Every time Jira is restarted a new job is inserted into the table, the Jobs have unique Job_Ids and thus even putting a unique constraint on that field will not help prevent this issue.
Workaround
For the time being, the only way to avoid this problem is to delete the duplicate Jobs from the clusteredjob table before starting up Jira.
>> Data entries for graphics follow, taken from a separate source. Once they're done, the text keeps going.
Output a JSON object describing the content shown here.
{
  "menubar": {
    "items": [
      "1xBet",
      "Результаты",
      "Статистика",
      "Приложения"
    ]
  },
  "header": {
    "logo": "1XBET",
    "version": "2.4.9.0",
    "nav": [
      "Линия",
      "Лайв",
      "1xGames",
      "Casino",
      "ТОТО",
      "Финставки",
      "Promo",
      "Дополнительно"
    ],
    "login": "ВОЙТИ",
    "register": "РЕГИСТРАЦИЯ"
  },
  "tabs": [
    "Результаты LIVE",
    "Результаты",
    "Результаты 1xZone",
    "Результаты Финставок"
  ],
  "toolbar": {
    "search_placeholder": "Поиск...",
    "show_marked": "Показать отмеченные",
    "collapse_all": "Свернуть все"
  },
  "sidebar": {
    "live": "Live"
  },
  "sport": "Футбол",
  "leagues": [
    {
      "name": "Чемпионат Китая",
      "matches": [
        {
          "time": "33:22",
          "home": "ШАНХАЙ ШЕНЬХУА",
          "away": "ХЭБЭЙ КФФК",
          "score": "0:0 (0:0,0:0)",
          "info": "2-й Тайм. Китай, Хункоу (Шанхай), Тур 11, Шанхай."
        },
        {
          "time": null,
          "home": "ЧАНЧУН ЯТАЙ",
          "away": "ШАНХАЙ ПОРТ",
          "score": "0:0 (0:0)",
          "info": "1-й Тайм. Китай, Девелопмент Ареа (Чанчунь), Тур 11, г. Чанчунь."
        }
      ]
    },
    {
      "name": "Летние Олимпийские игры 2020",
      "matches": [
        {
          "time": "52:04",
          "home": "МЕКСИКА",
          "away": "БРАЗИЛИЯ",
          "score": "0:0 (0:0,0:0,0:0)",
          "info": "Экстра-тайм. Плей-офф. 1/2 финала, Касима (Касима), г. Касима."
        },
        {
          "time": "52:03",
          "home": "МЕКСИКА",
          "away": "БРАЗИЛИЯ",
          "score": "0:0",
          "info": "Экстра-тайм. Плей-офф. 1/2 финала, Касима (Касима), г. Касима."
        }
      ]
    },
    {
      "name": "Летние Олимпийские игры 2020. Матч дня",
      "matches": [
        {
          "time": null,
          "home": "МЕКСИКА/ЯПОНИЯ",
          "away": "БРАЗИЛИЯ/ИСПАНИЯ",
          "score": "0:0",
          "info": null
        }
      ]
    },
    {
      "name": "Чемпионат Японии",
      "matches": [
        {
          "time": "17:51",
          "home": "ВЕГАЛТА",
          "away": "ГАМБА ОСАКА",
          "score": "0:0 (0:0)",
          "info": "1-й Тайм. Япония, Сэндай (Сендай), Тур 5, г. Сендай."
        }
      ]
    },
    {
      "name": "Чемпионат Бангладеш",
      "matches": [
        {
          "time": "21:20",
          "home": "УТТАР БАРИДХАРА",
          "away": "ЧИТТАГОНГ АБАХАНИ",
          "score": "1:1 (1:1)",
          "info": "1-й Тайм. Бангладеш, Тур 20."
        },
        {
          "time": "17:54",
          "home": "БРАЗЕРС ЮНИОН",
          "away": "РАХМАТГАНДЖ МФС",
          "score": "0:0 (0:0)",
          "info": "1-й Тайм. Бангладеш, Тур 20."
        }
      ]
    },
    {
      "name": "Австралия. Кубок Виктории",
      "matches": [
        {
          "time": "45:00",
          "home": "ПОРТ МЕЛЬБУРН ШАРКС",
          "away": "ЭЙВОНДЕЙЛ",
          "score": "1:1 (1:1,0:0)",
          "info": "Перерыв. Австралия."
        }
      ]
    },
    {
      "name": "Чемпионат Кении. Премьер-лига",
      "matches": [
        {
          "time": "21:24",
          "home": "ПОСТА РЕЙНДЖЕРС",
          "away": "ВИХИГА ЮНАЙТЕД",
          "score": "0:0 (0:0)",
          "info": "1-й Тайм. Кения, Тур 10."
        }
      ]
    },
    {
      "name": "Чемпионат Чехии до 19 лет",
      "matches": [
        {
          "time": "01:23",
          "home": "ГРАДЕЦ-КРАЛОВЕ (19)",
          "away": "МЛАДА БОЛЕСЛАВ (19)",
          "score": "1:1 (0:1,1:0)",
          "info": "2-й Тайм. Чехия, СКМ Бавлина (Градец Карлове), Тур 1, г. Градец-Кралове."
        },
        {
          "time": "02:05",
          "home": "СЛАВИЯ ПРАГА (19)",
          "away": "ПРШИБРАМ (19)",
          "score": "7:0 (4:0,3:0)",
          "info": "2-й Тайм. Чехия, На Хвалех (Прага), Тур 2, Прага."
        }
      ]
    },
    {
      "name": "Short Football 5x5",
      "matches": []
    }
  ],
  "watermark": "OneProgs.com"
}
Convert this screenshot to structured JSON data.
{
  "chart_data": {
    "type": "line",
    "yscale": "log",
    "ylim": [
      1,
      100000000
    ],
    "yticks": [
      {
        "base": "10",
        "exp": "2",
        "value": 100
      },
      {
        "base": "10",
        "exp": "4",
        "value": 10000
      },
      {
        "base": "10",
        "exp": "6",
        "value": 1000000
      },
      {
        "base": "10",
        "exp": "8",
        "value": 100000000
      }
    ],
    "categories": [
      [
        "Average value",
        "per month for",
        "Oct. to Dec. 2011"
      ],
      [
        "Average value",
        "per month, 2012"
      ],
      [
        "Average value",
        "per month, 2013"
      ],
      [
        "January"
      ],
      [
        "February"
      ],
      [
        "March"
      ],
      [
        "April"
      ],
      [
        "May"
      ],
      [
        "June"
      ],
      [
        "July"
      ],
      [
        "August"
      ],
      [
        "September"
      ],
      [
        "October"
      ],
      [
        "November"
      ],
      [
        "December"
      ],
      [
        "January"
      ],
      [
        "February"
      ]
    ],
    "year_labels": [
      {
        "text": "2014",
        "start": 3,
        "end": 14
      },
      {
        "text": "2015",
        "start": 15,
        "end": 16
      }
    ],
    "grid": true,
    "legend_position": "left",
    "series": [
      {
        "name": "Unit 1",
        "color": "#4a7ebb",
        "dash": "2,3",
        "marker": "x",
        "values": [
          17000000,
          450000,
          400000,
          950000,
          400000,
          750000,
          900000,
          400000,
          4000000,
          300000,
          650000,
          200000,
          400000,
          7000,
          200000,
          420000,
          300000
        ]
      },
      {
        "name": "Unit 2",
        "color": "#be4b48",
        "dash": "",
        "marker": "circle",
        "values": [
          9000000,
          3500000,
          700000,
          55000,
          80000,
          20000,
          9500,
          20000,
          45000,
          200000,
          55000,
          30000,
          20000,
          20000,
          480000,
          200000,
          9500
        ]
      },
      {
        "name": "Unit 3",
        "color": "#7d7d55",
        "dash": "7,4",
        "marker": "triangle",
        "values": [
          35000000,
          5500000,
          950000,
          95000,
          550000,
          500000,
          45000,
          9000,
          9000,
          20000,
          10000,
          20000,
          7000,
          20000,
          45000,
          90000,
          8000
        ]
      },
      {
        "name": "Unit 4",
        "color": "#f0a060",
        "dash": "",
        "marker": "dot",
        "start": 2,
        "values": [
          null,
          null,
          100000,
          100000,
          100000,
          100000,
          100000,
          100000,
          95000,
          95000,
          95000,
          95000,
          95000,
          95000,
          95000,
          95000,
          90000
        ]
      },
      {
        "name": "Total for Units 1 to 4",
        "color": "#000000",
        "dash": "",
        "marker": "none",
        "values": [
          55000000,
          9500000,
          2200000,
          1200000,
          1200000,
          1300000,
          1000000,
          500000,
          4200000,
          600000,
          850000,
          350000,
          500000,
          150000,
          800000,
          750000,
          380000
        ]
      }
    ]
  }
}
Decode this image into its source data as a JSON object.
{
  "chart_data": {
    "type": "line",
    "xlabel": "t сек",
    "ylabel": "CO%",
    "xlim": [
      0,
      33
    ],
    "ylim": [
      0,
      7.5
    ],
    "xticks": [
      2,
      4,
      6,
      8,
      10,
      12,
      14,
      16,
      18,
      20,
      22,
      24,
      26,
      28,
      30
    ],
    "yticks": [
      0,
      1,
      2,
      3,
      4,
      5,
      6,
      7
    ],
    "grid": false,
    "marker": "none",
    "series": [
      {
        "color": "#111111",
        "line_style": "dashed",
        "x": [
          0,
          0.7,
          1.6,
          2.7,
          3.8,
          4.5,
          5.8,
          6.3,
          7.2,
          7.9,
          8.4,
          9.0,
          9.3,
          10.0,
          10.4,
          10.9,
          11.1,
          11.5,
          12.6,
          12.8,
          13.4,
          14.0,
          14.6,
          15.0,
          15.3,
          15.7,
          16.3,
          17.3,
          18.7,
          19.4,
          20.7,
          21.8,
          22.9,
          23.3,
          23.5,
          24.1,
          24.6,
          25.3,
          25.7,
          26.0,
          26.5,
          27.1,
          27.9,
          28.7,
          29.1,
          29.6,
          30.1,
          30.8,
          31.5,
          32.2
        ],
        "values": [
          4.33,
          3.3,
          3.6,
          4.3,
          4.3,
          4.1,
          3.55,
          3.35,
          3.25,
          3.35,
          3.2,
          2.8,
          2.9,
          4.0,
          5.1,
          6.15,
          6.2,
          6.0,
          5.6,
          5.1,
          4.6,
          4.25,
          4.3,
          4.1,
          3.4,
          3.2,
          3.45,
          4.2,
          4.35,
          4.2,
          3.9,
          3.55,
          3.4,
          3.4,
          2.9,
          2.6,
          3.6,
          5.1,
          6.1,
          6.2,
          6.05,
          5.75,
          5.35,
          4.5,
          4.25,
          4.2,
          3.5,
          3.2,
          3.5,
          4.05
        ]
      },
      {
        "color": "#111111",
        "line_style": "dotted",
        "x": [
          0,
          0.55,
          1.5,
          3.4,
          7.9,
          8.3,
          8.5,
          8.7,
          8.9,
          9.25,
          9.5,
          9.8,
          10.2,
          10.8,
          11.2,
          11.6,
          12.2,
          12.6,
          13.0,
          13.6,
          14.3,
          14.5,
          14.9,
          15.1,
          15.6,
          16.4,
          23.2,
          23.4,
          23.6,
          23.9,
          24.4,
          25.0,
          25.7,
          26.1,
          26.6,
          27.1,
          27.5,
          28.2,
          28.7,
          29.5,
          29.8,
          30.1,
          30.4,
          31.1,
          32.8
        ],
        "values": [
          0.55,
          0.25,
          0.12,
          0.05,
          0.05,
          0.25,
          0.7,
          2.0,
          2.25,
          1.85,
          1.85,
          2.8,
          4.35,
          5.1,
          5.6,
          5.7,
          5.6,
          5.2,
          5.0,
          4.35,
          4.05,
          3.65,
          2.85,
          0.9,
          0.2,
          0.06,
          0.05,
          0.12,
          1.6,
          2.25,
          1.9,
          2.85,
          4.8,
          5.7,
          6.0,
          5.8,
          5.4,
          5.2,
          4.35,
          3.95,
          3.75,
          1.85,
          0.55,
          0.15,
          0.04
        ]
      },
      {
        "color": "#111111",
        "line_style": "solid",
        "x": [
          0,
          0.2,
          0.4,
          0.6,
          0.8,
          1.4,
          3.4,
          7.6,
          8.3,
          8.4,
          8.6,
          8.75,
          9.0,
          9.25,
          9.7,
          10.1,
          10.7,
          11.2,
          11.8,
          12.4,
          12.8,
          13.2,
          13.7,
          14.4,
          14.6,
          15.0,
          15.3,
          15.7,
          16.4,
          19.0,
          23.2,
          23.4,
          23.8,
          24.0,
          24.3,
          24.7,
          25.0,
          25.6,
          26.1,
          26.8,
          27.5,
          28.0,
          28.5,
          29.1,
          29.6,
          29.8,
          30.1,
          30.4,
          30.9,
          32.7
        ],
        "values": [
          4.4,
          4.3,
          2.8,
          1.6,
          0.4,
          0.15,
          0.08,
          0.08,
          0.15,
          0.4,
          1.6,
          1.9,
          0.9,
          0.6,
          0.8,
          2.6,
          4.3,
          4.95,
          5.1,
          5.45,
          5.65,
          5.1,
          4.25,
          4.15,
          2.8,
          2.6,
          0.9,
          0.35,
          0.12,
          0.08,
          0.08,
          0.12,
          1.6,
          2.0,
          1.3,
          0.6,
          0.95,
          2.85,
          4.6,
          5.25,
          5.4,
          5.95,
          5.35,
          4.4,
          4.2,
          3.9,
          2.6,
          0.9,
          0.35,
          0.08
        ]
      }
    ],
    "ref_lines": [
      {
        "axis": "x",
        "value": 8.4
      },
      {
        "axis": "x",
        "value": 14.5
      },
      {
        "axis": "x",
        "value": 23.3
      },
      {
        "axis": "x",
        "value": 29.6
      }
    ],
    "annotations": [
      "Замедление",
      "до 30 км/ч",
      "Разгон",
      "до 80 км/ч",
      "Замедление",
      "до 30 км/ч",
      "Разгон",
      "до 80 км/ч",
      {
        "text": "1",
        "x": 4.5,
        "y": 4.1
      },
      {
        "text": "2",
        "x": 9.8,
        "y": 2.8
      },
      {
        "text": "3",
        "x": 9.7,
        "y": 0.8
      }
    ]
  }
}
To do this follow the below steps:
- Stop Jira.
Execute the below query to remove the duplicate jobs from the clusteredjob table:
Always back up your data before performing any modifications to the database. If possible, test any alter, insert, update, or delete SQL commands on a staging server first.
delete from clusteredjob where job_runner_key = 'com.atlassian.jira.plugin.ext.bamboo.service.PlanStatusUpdateJob';
- Start Jira.
Jira then will insert another record once it is started and then there will be only 1 Job in the table.